Non c’è alternativa al centrosinistra

Seguo con interesse l’evoluzione del dibattito politico nazionale in particolare nel campo del centrosinistra e confesso tutte le mie preoccupazioni. Per rasserenare gli animi è bene premettere che non serve attaccare nessuno ed è superficiale il metodo ripetuto più volte a sinistra dell’eliminazione del leader per eliminare i problemi. In verità la storia è lì a dimostrare esattamente il contrario. Quindi, se ci sono problemi, e con tutta evidenza i problemi ci sono, il nostro obiettivo non è quello di risolverli contribuendo a sfiduciare Matteo Renzi.

C’è un però.  Dobbiamo fare insieme un’analisi che ci permetta di capire le vere ragioni che hanno costretto il Pd lungo un precipitoso declino: siamo stati nel 2014 una speranza per l’Italia, nel dicembre 2016 abbiamo perso il referendum costituzionale su cui giocavamo la nostra partita più importante e alle elezioni amministrative di quest’anno siamo stati vissuti dalla maggioranza degli elettori come un problema per l’Italia. Non possiamo banalizzare questo pezzo di storia adducendo motivazioni che non riguardano la conduzione del Partito e l’orizzonte verso cui stiamo procedendo. E allora, con serietà, proviamo a ridefinire l’ordine delle priorità delle nostre politiche adeguandoci ad una società che è repentinamente cambiata.

Abbiamo aperto varchi inaspettati nelle scelte per i diritti civili e c’è da chiedersi perché non fare altrettanto con i diritti sociali. Non possiamo negare che viviamo un tempo dove ritornano ad essere a rischio alcune questioni che incidono sulla qualità della Democrazia di un Paese. La garanzia del diritto alla Salute o le prospettive per un lavoro stabile, sono solo due voci tra le tante che meriterebbero più attenzione e politiche più efficaci. E su questo fronte non possiamo schierarci in solitudine o in coalizione a seconda della legge elettorale. Spieghiamoci.

Vorremmo tanto che il Pd fosse autosufficiente nelle sfide elettorali a partire dalle prossime Politiche. Vorremmo che la nostra proposta non finisse nella rete del confronto con le proposte di altri soggetti politici. Lo vorremmo tutti noi ma in particolare, lo capisco, lo vorrebbe il segretario nazionale perché la sua proposta è già stata oggetto di valutazione del popolo delle Primarie alcuni mesi fa.

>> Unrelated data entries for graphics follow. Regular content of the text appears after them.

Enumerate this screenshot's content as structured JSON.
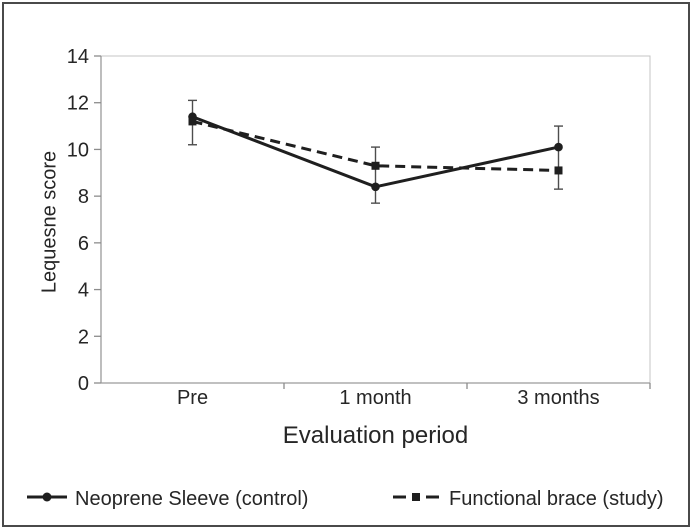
{
  "figure": {
    "xlabel": "Evaluation period",
    "ylabel": "Lequesne score",
    "legend": {
      "items": [
        {
          "label": "Neoprene Sleeve (control)",
          "swatch": "solid-line-circle-marker"
        },
        {
          "label": "Functional brace (study)",
          "swatch": "dashed-line-square-marker"
        }
      ]
    }
  },
  "chart_data": {
    "type": "line",
    "title": "",
    "xlabel": "Evaluation period",
    "ylabel": "Lequesne score",
    "categories": [
      "Pre",
      "1 month",
      "3 months"
    ],
    "yticks": [
      0,
      2,
      4,
      6,
      8,
      10,
      12,
      14
    ],
    "ylim": [
      0,
      14
    ],
    "grid": false,
    "legend_position": "bottom",
    "series": [
      {
        "name": "Neoprene Sleeve (control)",
        "line_style": "solid",
        "marker": "circle",
        "values": [
          11.4,
          8.4,
          10.1
        ]
      },
      {
        "name": "Functional brace (study)",
        "line_style": "dashed",
        "marker": "square",
        "values": [
          11.2,
          9.3,
          9.1
        ]
      }
    ],
    "error_bars": [
      {
        "category": "Pre",
        "low": 10.2,
        "high": 12.1
      },
      {
        "category": "1 month",
        "low": 7.7,
        "high": 10.1
      },
      {
        "category": "3 months",
        "low": 8.3,
        "high": 11.0
      }
    ],
    "colors": {
      "ink": "#1f1f1f",
      "text": "#262626",
      "frame_border": "#4a4a4a",
      "plot_border": "#c4c4c4",
      "axis_line": "#9a9a9a",
      "tick_mark": "#8c8c8c",
      "error_bar": "#4d4d4d"
    }
  }
}
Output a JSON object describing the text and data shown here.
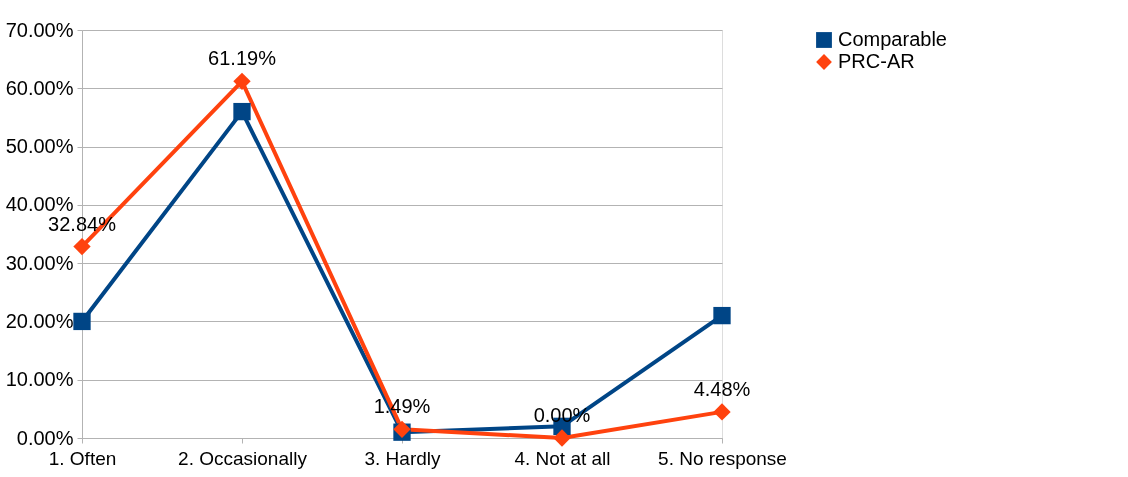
{
  "chart_data": {
    "type": "line",
    "categories": [
      "1. Often",
      "2. Occasionally",
      "3. Hardly",
      "4. Not at all",
      "5. No response"
    ],
    "series": [
      {
        "name": "Comparable",
        "color": "#004586",
        "marker": "square",
        "values": [
          20,
          56,
          1,
          2,
          21
        ]
      },
      {
        "name": "PRC-AR",
        "color": "#ff420e",
        "marker": "diamond",
        "values": [
          32.84,
          61.19,
          1.49,
          0,
          4.48
        ],
        "value_labels": [
          "32.84%",
          "61.19%",
          "1.49%",
          "0.00%",
          "4.48%"
        ]
      }
    ],
    "ylim": [
      0,
      70
    ],
    "yticks": [
      {
        "value": 0,
        "label": "0.00%"
      },
      {
        "value": 10,
        "label": "10.00%"
      },
      {
        "value": 20,
        "label": "20.00%"
      },
      {
        "value": 30,
        "label": "30.00%"
      },
      {
        "value": 40,
        "label": "40.00%"
      },
      {
        "value": 50,
        "label": "50.00%"
      },
      {
        "value": 60,
        "label": "60.00%"
      },
      {
        "value": 70,
        "label": "70.00%"
      }
    ],
    "grid": "y",
    "legend": "right",
    "line_style": "solid"
  }
}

Ma questo non basta per vincere. In un sistema elettorale proporzionale questo serve a rafforzare un’identità, quindi ad ottenere più voti, ma il giorno dopo le elezioni comunque saremmo costretti a siglare nuovi patti programmatici con chi è più simile al Pd per farsi carico del Governo del Paese. Qui sta il punto e bisogna far chiarezza.

Molti di noi continuano a sostenere che le coalizioni si costruiscono prima del voto a prescindere dalla legge elettorale, e comunque, che faremo quando saremo di fronte al maggioritario con certezze sin dal principio sul candidato alla presidenza delle Regioni o sul candidato Sindaco? In quel senso sta la necessità di riaprire un confronto con chi ha costruito casa alla sinistra del Pd.  L’alternativa alla coalizione del centrosinistra sta nei numeri e porta inesorabilmente verso il centro destra. Per carità, forse nulla di impressionante per qualche enclave fiorentina ma per molti di noi quell’ipotesi, perché altro non è, resta un’ipotesi impraticabile sulla quale chiameremmo i nostri iscritti ad esprimersi. Infine, mentre amministriamo in coalizioni di centrosinistra, tra meno di un anno saremo chiamati a votare per il rinnovo del Parlamento e tra meno di due per tantissime Amministrazioni Comunali e per il Consiglio Regionale del Piemonte. Con il dovuto rispetto per il paragone non vorremmo che qualcuno nel Pd si preparasse alla guida di una coalizione con la speranza di mettere in imbarazzo Claudia Porchietto o Alberto Cirio nel scegliere se stare con noi o con quel che resta del centrodestra.